Reviewing Dogz for The Salt Lake Tribune, Kim McDaniel gave the game 4 out of 5 stars, praising its believability of the animals, and the feeling that they learn and grow over time. In the Herald News, Robert Phillips, thought that it was "pretty good" and would make a great stocking stuffer. Courtney Blodgett, of The Republican, felt it would be great for somebody who was unable to keep pets. CNETs review of the software thought that while it wasn't as ambitious or groundbreaking as previous pet simulator El Fish, it was fun. According to Wired it amounted to "little more than an interactive screensaver".

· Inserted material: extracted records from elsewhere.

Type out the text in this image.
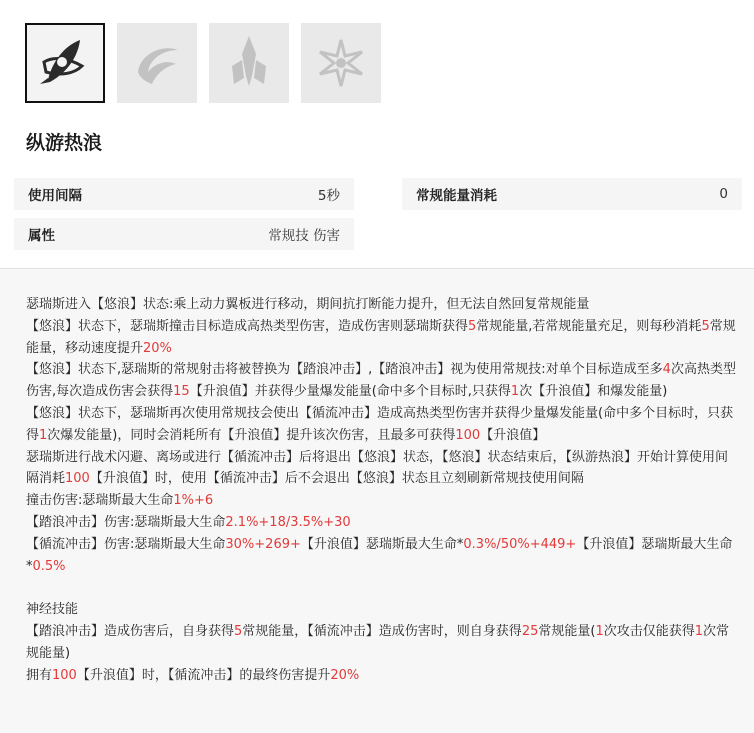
纵游热浪
使用间隔	5秒	常规能量消耗	0
属性	常规技 伤害

瑟瑞斯进入【悠浪】状态:乘上动力翼板进行移动，期间抗打断能力提升，但无法自然回复常规能量

【悠浪】状态下，瑟瑞斯撞击目标造成高热类型伤害，造成伤害则瑟瑞斯获得5常规能量,若常规能量充足，则每秒消耗5常规能量，移动速度提升20%

【悠浪】状态下,瑟瑞斯的常规射击将被替换为【踏浪冲击】,【踏浪冲击】视为使用常规技:对单个目标造成至多4次高热类型伤害,每次造成伤害会获得15【升浪值】并获得少量爆发能量(命中多个目标时,只获得1次【升浪值】和爆发能量)

【悠浪】状态下，瑟瑞斯再次使用常规技会使出【循流冲击】造成高热类型伤害并获得少量爆发能量(命中多个目标时，只获得1次爆发能量)，同时会消耗所有【升浪值】提升该次伤害，且最多可获得100【升浪值】

瑟瑞斯进行战术闪避、离场或进行【循流冲击】后将退出【悠浪】状态，【悠浪】状态结束后，【纵游热浪】开始计算使用间隔消耗100【升浪值】时，使用【循流冲击】后不会退出【悠浪】状态且立刻刷新常规技使用间隔

撞击伤害:瑟瑞斯最大生命1%+6

【踏浪冲击】伤害:瑟瑞斯最大生命2.1%+18/3.5%+30

【循流冲击】伤害:瑟瑞斯最大生命30%+269+【升浪值】瑟瑞斯最大生命*0.3%/50%+449+【升浪值】瑟瑞斯最大生命*0.5%

神经技能

【踏浪冲击】造成伤害后，自身获得5常规能量，【循流冲击】造成伤害时，则自身获得25常规能量(1次攻击仅能获得1次常规能量)

拥有100【升浪值】时，【循流冲击】的最终伤害提升20%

In a review for Catz, Violet Berlin gave the game a score of 9/20, opining that the experience was "completely pointless" and "amusing for all of three minutes". Entertainment Weeklys Bob Strauss was more positive giving Catz a B+, complementing the fidelity to the real animals.

Review score
| Publication | Score |
|---|---|
| The Salt Lake Tribune | Star |

Review scores
| Publication | Score |
|---|---|
| AllGame | Star |
| PC Zone | 8.0/10 |
| Entertainment Weekly | B+ |

== Sales and legacy ==
Dogz was an immediate success on release, with around 200,000 copies selling in the first year. By the beginning of 1998 Catz, Dogz and their sequels—Catz and Dogz II: Your Virtual Petz—had collectively sold more than 1.5 million units. According to Margaret Wallace, an employee of PF.Magic's at the time, customer data showed that the dominant users of Catz and Dogz were women and girls.

The game and its immediate sequels would go on to inspire a large online community. This is something that the developers looked to cultivate from the beginning, including in built photo taking as a way to drive traffic to their website, and to the purchasable kits for sale there.

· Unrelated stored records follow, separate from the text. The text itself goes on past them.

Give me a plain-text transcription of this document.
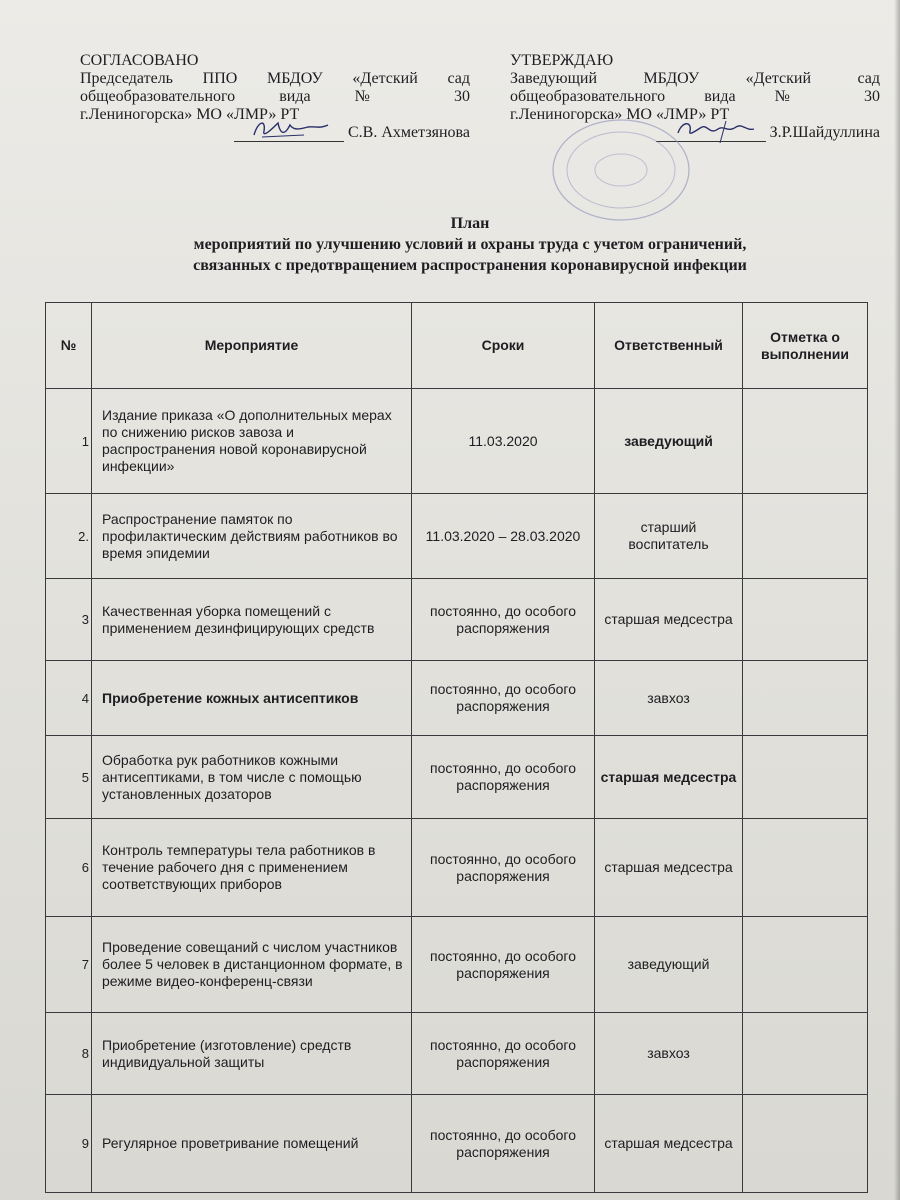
СОГЛАСОВАНО
Председатель ППО МБДОУ «Детский сад
общеобразовательного вида № 30
г.Лениногорска» МО «ЛМР» РТ
С.В. Ахметзянова
УТВЕРЖДАЮ
Заведующий МБДОУ «Детский сад
общеобразовательного вида № 30
г.Лениногорска» МО «ЛМР» РТ
З.Р.Шайдуллина
План
мероприятий по улучшению условий и охраны труда с учетом ограничений,
связанных с предотвращением распространения коронавирусной инфекции
№	Мероприятие	Сроки	Ответственный	Отметка о выполнении
1	Издание приказа «О дополнительных мерах по снижению рисков завоза и распространения новой коронавирусной инфекции»	11.03.2020	заведующий	
2.	Распространение памяток по профилактическим действиям работников во время эпидемии	11.03.2020 – 28.03.2020	старший воспитатель	
3	Качественная уборка помещений с применением дезинфицирующих средств	постоянно, до особого распоряжения	старшая медсестра	
4	Приобретение кожных антисептиков	постоянно, до особого распоряжения	завхоз	
5	Обработка рук работников кожными антисептиками, в том числе с помощью установленных дозаторов	постоянно, до особого распоряжения	старшая медсестра	
6	Контроль температуры тела работников в течение рабочего дня с применением соответствующих приборов	постоянно, до особого распоряжения	старшая медсестра	
7	Проведение совещаний с числом участников более 5 человек в дистанционном формате, в режиме видео-конференц-связи	постоянно, до особого распоряжения	заведующий	
8	Приобретение (изготовление) средств индивидуальной защиты	постоянно, до особого распоряжения	завхоз	
9	Регулярное проветривание помещений	постоянно, до особого распоряжения	старшая медсестра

Following the success of the first two games PF.Magic developed Oddballz, following the same virtual pets mould, but with imagined creatures "such as a cross between a walrus and a rabbit".

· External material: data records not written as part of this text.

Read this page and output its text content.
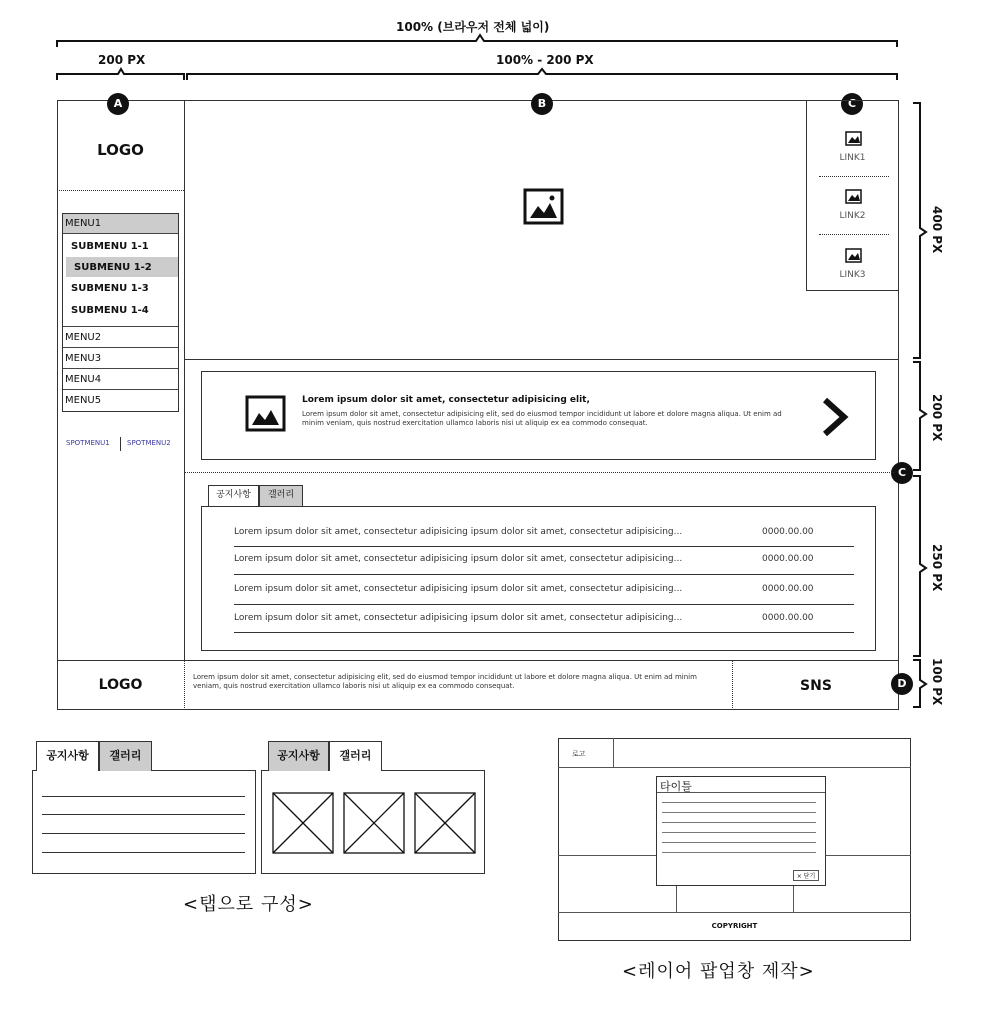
100% (브라우저 전체 넓이)
200 PX	100% - 200 PX
400 PX
200 PX
250 PX
100 PX
A	B	C
C
D
LOGO
MENU1
SUBMENU 1-1
SUBMENU 1-2
SUBMENU 1-3
SUBMENU 1-4
MENU2
MENU3
MENU4
MENU5
SPOTMENU1 SPOTMENU2
LINK1
LINK2
LINK3
Lorem ipsum dolor sit amet, consectetur adipisicing elit,
Lorem ipsum dolor sit amet, consectetur adipisicing elit, sed do eiusmod tempor incididunt ut labore et dolore magna aliqua. Ut enim ad minim veniam, quis nostrud exercitation ullamco laboris nisi ut aliquip ex ea commodo consequat.
공지사항	갤러리
Lorem ipsum dolor sit amet, consectetur adipisicing ipsum dolor sit amet, consectetur adipisicing...	0000.00.00
Lorem ipsum dolor sit amet, consectetur adipisicing ipsum dolor sit amet, consectetur adipisicing...	0000.00.00
Lorem ipsum dolor sit amet, consectetur adipisicing ipsum dolor sit amet, consectetur adipisicing...	0000.00.00
Lorem ipsum dolor sit amet, consectetur adipisicing ipsum dolor sit amet, consectetur adipisicing...	0000.00.00
LOGO	Lorem ipsum dolor sit amet, consectetur adipisicing elit, sed do eiusmod tempor incididunt ut labore et dolore magna aliqua. Ut enim ad minim veniam, quis nostrud exercitation ullamco laboris nisi ut aliquip ex ea commodo consequat.	SNS
공지사항	갤러리	공지사항	갤러리
<탭으로 구성>
로고
COPYRIGHT
타이틀
× 닫기
<레이어 팝업창 제작>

=== Game Boy Color ports ===
In 1999, Mindscape published ports of both Dogz and Catz, developed by Saffire, for the Game Boy Color. The graphics and gameplay are ported as close to the original as is possible on the handheld, with added unlockable animal breeds and toys. The game was generally negatively received, when compared to the PC versions, with an aggregated GameRankings score of 49% and 44% respectively. Craig Harris, of IGN, thought that while more elaborate than Tamagotchi, the inability of Game Boy games to multitask and amount of batteries the system used made the Tamagotchi a much more compelling virtual pet experience. Likewise GameSpots Doug Trueman wrote that anybody who saw themselves as "a gamer [would] probably view this title as little more than a drain on battery power.". Nintendo Power gave both games a score of 6.2 out of 10.